Le courrier du voyageur

Lundi 7 mai 2012 | Mise en ligne à 9h21 | Commenter Commentaires (2)

L’Inde, de Bénarès à Bombay

Q : Mon mari et moi planifions un voyage d’un mois en Inde du Nord. Pourriez-vous nous suggérer un itinéraire? Faut-il privilégier le train ou l’avion pour se déplacer là-bas? Et, sur place, devrions-nous réserver des tours guidés en groupe ou nous adresser à des guides locaux privés ? Le mois de février est-il une bonne période ?
Louise Vincent Laval

R : Les circuits classiques du Nord de l’Inde se cantonnent généralement à deux États l’Uttar Pradesh et le Rajasthan, ce dernier étant le plus peuplé et le plus coloré du pays. Comme vous arriverez à Delhi, après une visite de la ville (le fort Rouge, le Qutb Minar, la mosquée Jama Masjid, le tombeau d’Humayun et, pour le magasinage, Connaught Place à New Delhi), prenez un vol pour la ville sainte de Bénarès (Varanasi), puis revenez vers l’Ouest en prévoyant des étapes à Khajuraho (quelques-uns des plus beaux temples du pays), Agra (le Taj Mahal) et, au Rajasthan, Jaipur (la ville rose et son palais des Vents), Bikaner (la ville du désert), Jaisalmer (ses temples hindous et jaïns), Jodhpour (la «ville bleue») et Udaipur (au bord de son lac,elle est considérée comme la ville la plus romantique du sous-continent).

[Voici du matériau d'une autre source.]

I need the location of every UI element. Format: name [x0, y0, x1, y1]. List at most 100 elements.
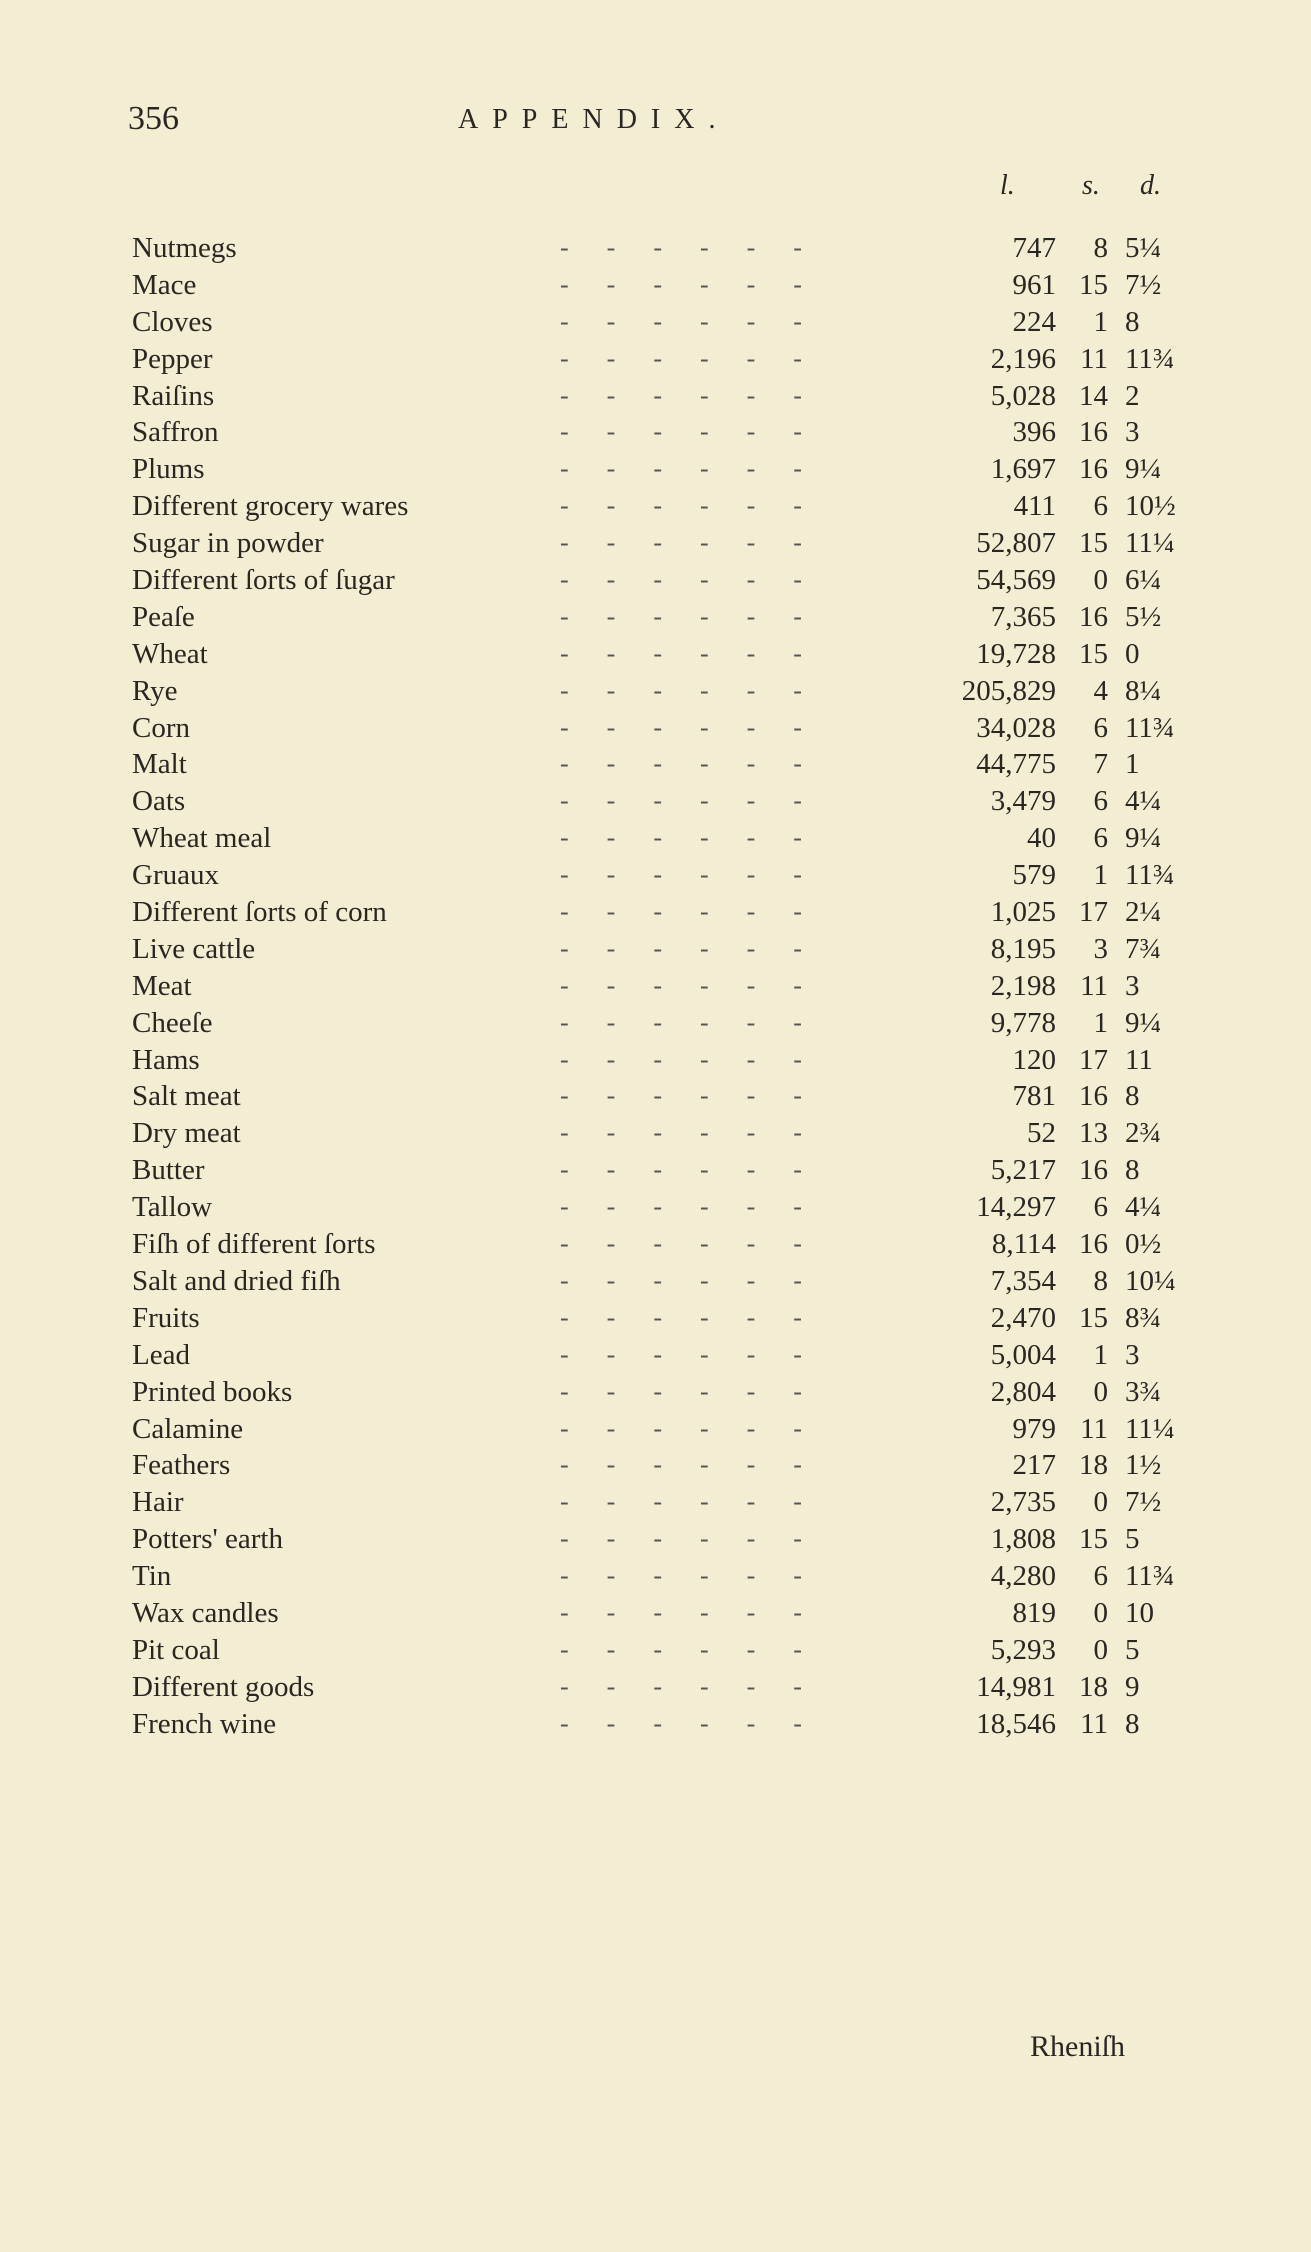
- table-row: French wine 18,546 11 8 ------: [0, 1706, 1311, 1743]
- table-row: Potters' earth 1,808 15 5 ------: [0, 1521, 1311, 1558]
- pence-value: 4¼: [1125, 785, 1162, 818]
- pounds-value: 1,025: [990, 896, 1056, 929]
- shillings-value: 16: [1079, 1154, 1108, 1187]
- pounds-value: 217: [1012, 1449, 1057, 1482]
- pence-value: 2¾: [1125, 1117, 1162, 1150]
- item-name: Cloves: [132, 305, 213, 338]
- item-name: Corn: [132, 711, 190, 744]
- dot-leader: ------: [560, 1450, 840, 1480]
- item-name: Wheat meal: [132, 822, 272, 855]
- item-name: Hams: [132, 1043, 200, 1076]
- item-name: Different grocery wares: [132, 490, 409, 523]
- item-name: Rye: [132, 674, 178, 707]
- pence-value: 8: [1125, 1707, 1140, 1740]
- table-row: Different ſorts of ſugar 54,569 0 6¼ ------: [0, 562, 1311, 599]
- table-row: Calamine 979 11 11¼ ------: [0, 1411, 1311, 1448]
- pounds-value: 14,981: [976, 1670, 1056, 1703]
- pounds-value: 4,280: [990, 1560, 1056, 1593]
- pounds-value: 7,365: [990, 600, 1056, 633]
- pence-value: 1½: [1125, 1449, 1162, 1482]
- item-name: Lead: [132, 1338, 190, 1371]
- pence-value: 0½: [1125, 1228, 1162, 1261]
- pence-value: 4¼: [1125, 1191, 1162, 1224]
- pounds-value: 52,807: [976, 527, 1056, 560]
- pounds-value: 40: [1027, 822, 1056, 855]
- dot-leader: ------: [560, 1597, 840, 1627]
- pence-value: 7½: [1125, 268, 1162, 301]
- shillings-value: 0: [1093, 1375, 1109, 1408]
- pounds-value: 19,728: [976, 637, 1056, 670]
- dot-leader: ------: [560, 417, 840, 447]
- pounds-value: 2,804: [990, 1375, 1056, 1408]
- shillings-value: 11: [1080, 1707, 1108, 1740]
- shillings-value: 17: [1079, 896, 1108, 929]
- item-name: Raiſins: [132, 379, 215, 412]
- item-name: Salt meat: [132, 1080, 241, 1113]
- pounds-value: 5,217: [990, 1154, 1056, 1187]
- shillings-value: 15: [1079, 637, 1108, 670]
- pence-value: 9¼: [1125, 453, 1162, 486]
- shillings-value: 6: [1093, 1191, 1109, 1224]
- item-name: Sugar in powder: [132, 527, 324, 560]
- item-name: Different ſorts of corn: [132, 896, 387, 929]
- dot-leader: ------: [560, 1487, 840, 1517]
- table-row: Fruits 2,470 15 8¾ ------: [0, 1300, 1311, 1337]
- shillings-value: 18: [1079, 1449, 1108, 1482]
- table-row: Salt meat 781 16 8 ------: [0, 1078, 1311, 1115]
- shillings-value: 6: [1093, 1560, 1109, 1593]
- dot-leader: ------: [560, 380, 840, 410]
- table-row: Pepper 2,196 11 11¾ ------: [0, 341, 1311, 378]
- dot-leader: ------: [560, 786, 840, 816]
- shillings-value: 11: [1080, 342, 1108, 375]
- dot-leader: ------: [560, 860, 840, 890]
- shillings-value: 16: [1079, 1080, 1108, 1113]
- shillings-value: 11: [1080, 1412, 1108, 1445]
- pence-value: 6¼: [1125, 564, 1162, 597]
- pounds-value: 961: [1012, 268, 1057, 301]
- item-name: Pit coal: [132, 1633, 220, 1666]
- dot-leader: ------: [560, 675, 840, 705]
- table-row: Lead 5,004 1 3 ------: [0, 1337, 1311, 1374]
- table-row: Fiſh of different ſorts 8,114 16 0½ ------: [0, 1226, 1311, 1263]
- shillings-value: 16: [1079, 453, 1108, 486]
- pounds-value: 5,004: [990, 1338, 1056, 1371]
- column-header-pounds: l.: [1000, 170, 1015, 201]
- pounds-value: 8,195: [990, 932, 1056, 965]
- pounds-value: 1,808: [990, 1523, 1056, 1556]
- table-row: Wax candles 819 0 10 ------: [0, 1595, 1311, 1632]
- dot-leader: ------: [560, 1118, 840, 1148]
- pounds-value: 5,293: [990, 1633, 1056, 1666]
- pounds-value: 5,028: [990, 379, 1056, 412]
- table-row: Hams 120 17 11 ------: [0, 1042, 1311, 1079]
- shillings-value: 11: [1080, 969, 1108, 1002]
- table-row: Nutmegs 747 8 5¼ ------: [0, 230, 1311, 267]
- table-row: Sugar in powder 52,807 15 11¼ ------: [0, 525, 1311, 562]
- pounds-value: 2,735: [990, 1486, 1056, 1519]
- item-name: Hair: [132, 1486, 184, 1519]
- dot-leader: ------: [560, 565, 840, 595]
- dot-leader: ------: [560, 638, 840, 668]
- pounds-value: 3,479: [990, 785, 1056, 818]
- dot-leader: ------: [560, 1671, 840, 1701]
- pence-value: 11¾: [1125, 342, 1175, 375]
- item-name: Oats: [132, 785, 186, 818]
- shillings-value: 16: [1079, 416, 1108, 449]
- table-row: Cloves 224 1 8 ------: [0, 304, 1311, 341]
- pence-value: 11¾: [1125, 859, 1175, 892]
- item-name: French wine: [132, 1707, 277, 1740]
- dot-leader: ------: [560, 970, 840, 1000]
- pounds-value: 2,196: [990, 342, 1056, 375]
- item-name: Salt and dried fiſh: [132, 1264, 341, 1297]
- pence-value: 8¾: [1125, 1301, 1162, 1334]
- shillings-value: 4: [1093, 674, 1109, 707]
- catchword: Rheniſh: [1030, 2030, 1125, 2063]
- pence-value: 5: [1125, 1633, 1140, 1666]
- shillings-value: 15: [1079, 1523, 1108, 1556]
- pence-value: 2: [1125, 379, 1140, 412]
- dot-leader: ------: [560, 823, 840, 853]
- shillings-value: 1: [1093, 1006, 1109, 1039]
- item-name: Fruits: [132, 1301, 200, 1334]
- item-name: Live cattle: [132, 932, 256, 965]
- table-row: Cheeſe 9,778 1 9¼ ------: [0, 1005, 1311, 1042]
- dot-leader: ------: [560, 233, 840, 262]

Prenez ensuite le train pour Bombay (Mumbai), en vous arrêtant une journée à Ahmedabad, notamment pour visiter l’ashram Sabarmati, où Gandhi séjourna pendant sa lutte pour l’indépendance. Comme vous disposez d’un mois, vous auriez probablement le temps de faire une incursion au Pendjab, depuis Delhi, pour visiter Amritsar, ville sainte des Sikhs (les touristes sont bien accueillis dans leur fabuleux Temple d’Or) et Chandigarh, la ville conçue par Le Corbusier.

Quelques suggestions, en passant : la région de Shekhayati, au nord de Jaipur, pour ses grandes demeures (les haveli) aux superbes fresques; Dharavi, le plus grand bidonville d’Asie, à Bombay (l’agence Reality Tours and Travel, y propose des visites guidées – voir www.realitytoursandtravel.com); essayer l’hébergement chez l’habitant, notamment au Rajasthan (deux suggestions : Little garden Guest House à Udaipur et Mud Mirror Guest House à Jaisalmer); loger dans un ancien palais sans se ruiner (le Lallgarh Palace à Bikaner et le Raj Palace à Jaipur) et une ballade de deux jours en chameau dans le désert du Thar arrangée par une agence locale à Jaisalmer.

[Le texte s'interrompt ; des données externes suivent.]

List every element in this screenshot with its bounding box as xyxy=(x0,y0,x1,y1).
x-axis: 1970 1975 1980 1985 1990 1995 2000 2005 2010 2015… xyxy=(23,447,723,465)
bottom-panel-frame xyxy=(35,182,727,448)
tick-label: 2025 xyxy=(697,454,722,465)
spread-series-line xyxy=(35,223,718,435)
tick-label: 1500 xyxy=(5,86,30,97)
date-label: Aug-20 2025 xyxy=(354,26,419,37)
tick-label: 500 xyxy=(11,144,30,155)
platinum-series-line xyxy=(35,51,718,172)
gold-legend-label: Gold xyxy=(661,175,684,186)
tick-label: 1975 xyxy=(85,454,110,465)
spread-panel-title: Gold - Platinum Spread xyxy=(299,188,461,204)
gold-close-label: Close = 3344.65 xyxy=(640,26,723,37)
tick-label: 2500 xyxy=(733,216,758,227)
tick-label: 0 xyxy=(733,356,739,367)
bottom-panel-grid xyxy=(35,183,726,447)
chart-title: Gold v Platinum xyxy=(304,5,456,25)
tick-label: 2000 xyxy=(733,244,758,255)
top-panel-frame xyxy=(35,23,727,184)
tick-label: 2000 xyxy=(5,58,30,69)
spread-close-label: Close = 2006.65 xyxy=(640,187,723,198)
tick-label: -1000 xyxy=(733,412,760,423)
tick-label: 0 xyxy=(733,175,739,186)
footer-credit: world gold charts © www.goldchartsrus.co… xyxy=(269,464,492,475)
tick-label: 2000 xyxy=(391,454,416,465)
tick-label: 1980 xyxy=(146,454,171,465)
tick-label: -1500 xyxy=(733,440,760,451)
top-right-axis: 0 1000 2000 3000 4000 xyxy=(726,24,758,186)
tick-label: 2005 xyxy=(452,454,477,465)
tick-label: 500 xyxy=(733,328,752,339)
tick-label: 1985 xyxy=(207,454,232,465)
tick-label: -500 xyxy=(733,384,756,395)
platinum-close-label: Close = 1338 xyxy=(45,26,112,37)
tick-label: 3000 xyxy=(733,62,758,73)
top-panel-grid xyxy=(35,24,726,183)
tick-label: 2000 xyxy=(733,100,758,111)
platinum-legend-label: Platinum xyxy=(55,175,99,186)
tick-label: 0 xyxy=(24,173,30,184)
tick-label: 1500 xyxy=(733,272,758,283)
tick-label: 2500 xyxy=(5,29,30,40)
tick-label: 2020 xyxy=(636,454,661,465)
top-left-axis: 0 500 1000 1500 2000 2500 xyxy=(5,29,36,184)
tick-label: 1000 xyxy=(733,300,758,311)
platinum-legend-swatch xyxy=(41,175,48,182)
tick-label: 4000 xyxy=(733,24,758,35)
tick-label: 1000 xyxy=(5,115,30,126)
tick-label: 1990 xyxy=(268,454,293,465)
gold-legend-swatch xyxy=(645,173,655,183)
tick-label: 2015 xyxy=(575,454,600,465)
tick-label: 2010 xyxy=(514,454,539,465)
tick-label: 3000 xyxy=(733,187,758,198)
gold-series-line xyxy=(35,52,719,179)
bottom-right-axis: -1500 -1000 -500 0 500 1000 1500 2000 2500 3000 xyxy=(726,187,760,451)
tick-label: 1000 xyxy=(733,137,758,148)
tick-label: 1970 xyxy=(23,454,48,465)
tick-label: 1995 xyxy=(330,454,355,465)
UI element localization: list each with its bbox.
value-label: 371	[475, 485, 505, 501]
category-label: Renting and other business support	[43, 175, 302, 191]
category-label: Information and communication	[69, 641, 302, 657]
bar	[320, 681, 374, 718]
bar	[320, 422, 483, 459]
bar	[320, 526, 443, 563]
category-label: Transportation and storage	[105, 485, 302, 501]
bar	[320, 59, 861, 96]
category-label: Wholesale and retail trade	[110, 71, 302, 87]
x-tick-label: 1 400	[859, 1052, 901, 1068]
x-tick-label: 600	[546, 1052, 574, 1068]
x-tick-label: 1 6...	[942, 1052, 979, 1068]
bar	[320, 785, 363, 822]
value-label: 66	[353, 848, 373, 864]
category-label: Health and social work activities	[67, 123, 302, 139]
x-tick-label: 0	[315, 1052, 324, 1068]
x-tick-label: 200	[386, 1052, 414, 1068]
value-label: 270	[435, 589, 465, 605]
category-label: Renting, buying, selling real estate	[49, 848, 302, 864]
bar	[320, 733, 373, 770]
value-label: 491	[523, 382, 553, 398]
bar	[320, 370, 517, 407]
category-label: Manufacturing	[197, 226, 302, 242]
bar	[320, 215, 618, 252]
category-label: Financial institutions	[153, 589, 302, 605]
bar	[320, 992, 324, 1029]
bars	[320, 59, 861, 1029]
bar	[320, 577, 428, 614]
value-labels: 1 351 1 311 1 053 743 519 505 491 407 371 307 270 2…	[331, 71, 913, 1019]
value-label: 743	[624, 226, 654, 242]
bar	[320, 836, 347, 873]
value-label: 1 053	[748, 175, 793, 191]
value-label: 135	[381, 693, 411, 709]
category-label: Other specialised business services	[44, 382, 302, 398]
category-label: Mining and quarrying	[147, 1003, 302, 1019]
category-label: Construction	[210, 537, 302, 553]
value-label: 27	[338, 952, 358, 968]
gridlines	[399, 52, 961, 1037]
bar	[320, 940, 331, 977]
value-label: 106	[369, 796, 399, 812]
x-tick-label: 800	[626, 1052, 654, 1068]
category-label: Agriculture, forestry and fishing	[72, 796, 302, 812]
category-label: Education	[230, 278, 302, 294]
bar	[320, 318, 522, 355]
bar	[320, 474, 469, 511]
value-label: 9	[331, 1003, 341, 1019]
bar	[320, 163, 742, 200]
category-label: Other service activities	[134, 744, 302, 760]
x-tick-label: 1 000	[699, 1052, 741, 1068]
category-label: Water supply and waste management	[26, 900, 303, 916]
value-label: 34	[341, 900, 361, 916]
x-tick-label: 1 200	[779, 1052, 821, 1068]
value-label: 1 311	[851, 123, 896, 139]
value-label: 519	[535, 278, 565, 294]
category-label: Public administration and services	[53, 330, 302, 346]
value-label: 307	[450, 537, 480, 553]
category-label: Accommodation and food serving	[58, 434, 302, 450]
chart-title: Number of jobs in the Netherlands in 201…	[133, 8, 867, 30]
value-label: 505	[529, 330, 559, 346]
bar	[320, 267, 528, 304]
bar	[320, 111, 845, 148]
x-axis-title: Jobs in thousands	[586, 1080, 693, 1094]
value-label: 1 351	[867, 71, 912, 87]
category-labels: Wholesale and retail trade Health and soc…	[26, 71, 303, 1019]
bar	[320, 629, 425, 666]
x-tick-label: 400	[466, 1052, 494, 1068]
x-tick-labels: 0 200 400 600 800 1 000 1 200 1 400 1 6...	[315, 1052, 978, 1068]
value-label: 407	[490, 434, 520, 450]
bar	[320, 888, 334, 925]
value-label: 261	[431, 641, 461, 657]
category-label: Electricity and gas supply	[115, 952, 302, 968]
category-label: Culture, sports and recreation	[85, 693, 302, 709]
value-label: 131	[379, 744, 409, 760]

Pour vos déplacements, le train sera le moyen de transport le plus approprié. Consultez les tarifs et les horaires sur le site des Indian Railways (www.indianrail.gov.in). Pour les plus longs trajets (Delhi/Bénarès et Bombay/Delhi, par exemple), l’avion s’impose. Entre autres compagnies à bas tarifs actives dans ce pays : Jet Airways (www.jetairways.com), Indigo (www.goindigo.in) et Kingfisher (www.flykingfisher.com ). Et en partant en février, vous éviterez les chaleurs écrasantes.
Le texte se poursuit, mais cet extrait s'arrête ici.